L’ONU salue la réduction de la pauvreté en Algérie

L’Algérie enregistre des progrès notables dans la lutte contre la pauvreté, selon un rapport récent des Nations unies relayé par El Moudjahid. Ce document, publié en mars 2025, met en lumière les efforts du pays pour améliorer les conditions de vie de sa population, notamment à travers des politiques sociales ciblées et un accès élargi aux services de base.

Des indicateurs en nette amélioration

Les indicateurs sanitaires reflètent aussi cette dynamique. Le taux de mortalité infantile a chuté de 22 pour 1 000 naissances en 2015 à 18 en 2024, tandis que l’espérance de vie à la naissance a franchi la barre des 77 ans. Ces résultats s’appuient sur un réseau hospitalier en expansion, avec la construction de 12 nouveaux hôpitaux régionaux depuis 2020 et la modernisation de 50 établissements existants. Selon El Moudjahid, ces infrastructures ont permis de réduire les inégalités territoriales en matière d’accès aux soins, un enjeu crucial pour les wilayas du Sud et des Hauts-Plateaux.

Un modèle inspiré des réalités locales

Les résultats obtenus dans la lutte contre la pauvreté s’inscrivent dans une vision plus large de développement humain. Le rapport de l’ONU note que l’Algérie a progressé de 10 places dans l’indice de développement humain (IDH) depuis 2018, se classant désormais parmi les pays à développement humain élevé. Cette performance repose sur des investissements massifs dans l’éducation, avec un taux de scolarisation de 98 % pour les enfants de 6 à 14 ans, et sur la généralisation de la protection sociale, qui couvre désormais 85 % de la population active.

Des défis persistants malgré les avancées

Un autre défi concerne la durabilité des financements. Les politiques sociales algériennes dépendent en grande partie des revenus des hydrocarbures, dont les prix sont volatils. Pour y remédier, le gouvernement a lancé en 2023 un plan de diversification économique visant à réduire cette dépendance. Les secteurs de l’agriculture, des énergies renouvelables et des technologies de l’information sont ciblés pour créer des emplois stables et générer des recettes fiscales alternatives.

Une reconnaissance internationale qui interroge

Les experts cités par El Moudjahid attribuent ce succès à une combinaison de facteurs : une gouvernance centralisée permettant une allocation rapide des ressources, une population jeune et éduquée, et une volonté politique de maintenir la cohésion sociale. Le rapport souligne également l’impact des réformes structurelles, comme la digitalisation des services publics, qui a simplifié l’accès aux aides sociales pour des millions de citoyens.

Santé et pauvreté : un lien indissociable

Les hôpitaux publics, souvent critiqués pour leur saturation, ont bénéficié d’un plan de modernisation ambitieux. Le CHU de Bab El Oued à Alger, par exemple, a vu sa capacité d’accueil doubler avec l’ajout de 500 lits et l’acquisition d’équipements de pointe.

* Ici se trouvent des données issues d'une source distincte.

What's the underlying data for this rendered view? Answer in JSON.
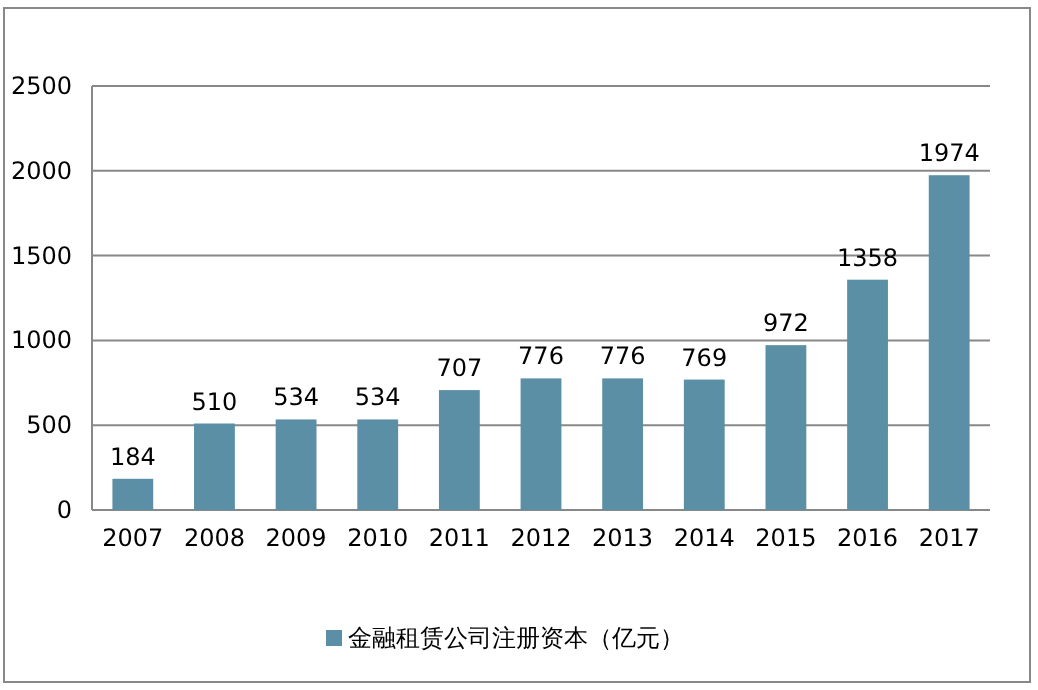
{
  "chart_data": {
    "type": "bar",
    "categories": [
      "2007",
      "2008",
      "2009",
      "2010",
      "2011",
      "2012",
      "2013",
      "2014",
      "2015",
      "2016",
      "2017"
    ],
    "series": [
      {
        "name": "金融租赁公司注册资本（亿元）",
        "color": "#5b8fa5",
        "values": [
          184,
          510,
          534,
          534,
          707,
          776,
          776,
          769,
          972,
          1358,
          1974
        ]
      }
    ],
    "ylim": [
      0,
      2500
    ],
    "yticks": [
      0,
      500,
      1000,
      1500,
      2000,
      2500
    ],
    "grid": "y",
    "legend": "bottom",
    "data_labels": true
  }
}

Dans les wilayas reculées, comme Tindouf ou Illizi, des unités mobiles de santé ont été déployées pour atteindre les populations nomades, réduisant ainsi les inégalités géographiques.

Vers une consolidation des acquis

La lutte contre la pauvreté en Algérie ne se limite pas à des indicateurs économiques. Elle s’inscrit dans une vision plus large de justice sociale et de stabilité nationale. Comme le souligne le rapport de l’ONU, ces avancées pourraient servir de modèle pour d’autres pays en développement confrontés à des défis similaires. Reste à savoir si l’Algérie parviendra à maintenir cette trajectoire dans un environnement économique mondial incertain.